Start out with a few styles that you like. Get samples of those styles and test them. If they work out, there is your starting point. BlingItOn, you are really lucky to be only a day away from your supplier. My supplier is at least a 3 day delivery. May I ask where you are located? Does anyone know of a decent t-shirt supplier in VA?


----------



## BlingItOn (May 29, 2008)

RCouture said:


> Start out with a few styles that you like. Get samples of those styles and test them. If they work out, there is your starting point. BlingItOn, you are really lucky to be only a day away from your supplier. My supplier is at least a 3 day delivery. May I ask where you are located? Does anyone know of a decent t-shirt supplier in VA?
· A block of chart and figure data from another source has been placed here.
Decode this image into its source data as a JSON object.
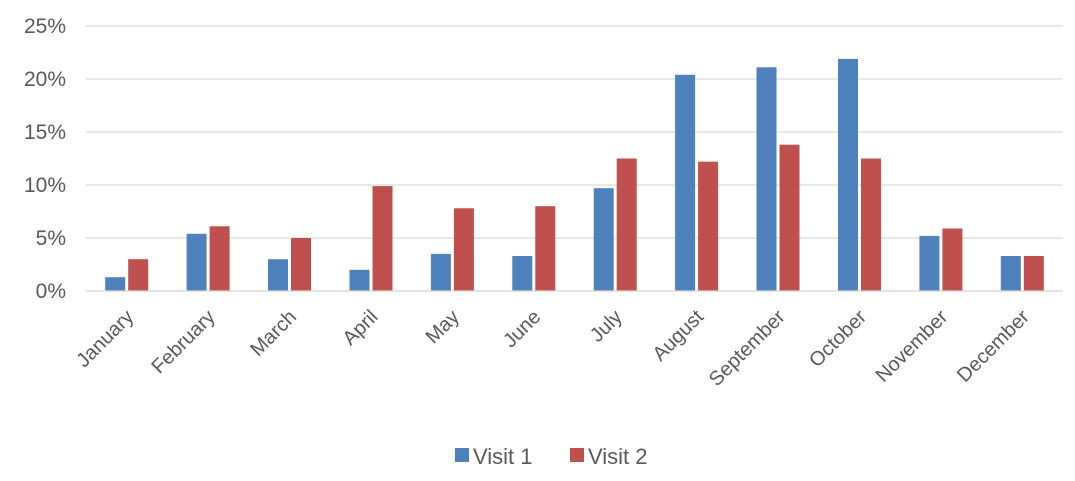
{
  "chart_data": {
    "type": "bar",
    "title": "",
    "xlabel": "",
    "ylabel": "",
    "categories": [
      "January",
      "February",
      "March",
      "April",
      "May",
      "June",
      "July",
      "August",
      "September",
      "October",
      "November",
      "December"
    ],
    "series": [
      {
        "name": "Visit 1",
        "color": "#4F81BD",
        "values": [
          1.3,
          5.4,
          3.0,
          2.0,
          3.5,
          3.3,
          9.7,
          20.4,
          21.1,
          21.9,
          5.2,
          3.3
        ]
      },
      {
        "name": "Visit 2",
        "color": "#C0504D",
        "values": [
          3.0,
          6.1,
          5.0,
          9.9,
          7.8,
          8.0,
          12.5,
          12.2,
          13.8,
          12.5,
          5.9,
          3.3
        ]
      }
    ],
    "ylim": [
      0,
      25
    ],
    "y_ticks": [
      "0%",
      "5%",
      "10%",
      "15%",
      "20%",
      "25%"
    ],
    "y_tick_values": [
      0,
      5,
      10,
      15,
      20,
      25
    ],
    "y_unit": "%",
    "grid": true,
    "legend": "bottom"
  }
}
I live in Michigan and Bodek and Rhodes has a distribution center on the west side of the state. I really wish I lived closer so that I could drive and pick up small orders. 

I checked their shipping area map and they ship 1-2 days to VA depending on what part of VA you live in. You may want to checkout their website and look for your zip code to see what the shipping will be for you.


----------



## Jewwell (May 5, 2012)

Stephanie, if you don't mind me asking what qualities in Next level do you like? Is it comparable to Bella? Thanks


----------



## DivineBling (Sep 14, 2010)

Next Level is very comparable to Bella. 

I like the 6210 and 6610 for black. Very soft and comfy. Great quality. 

I also like the 3900 Boyfriend Tee. 

I have customers who like the Perfect Tee but I can't remember the style number off the top of my head. 
Hope this helps! Let me know if you have any questions!


----------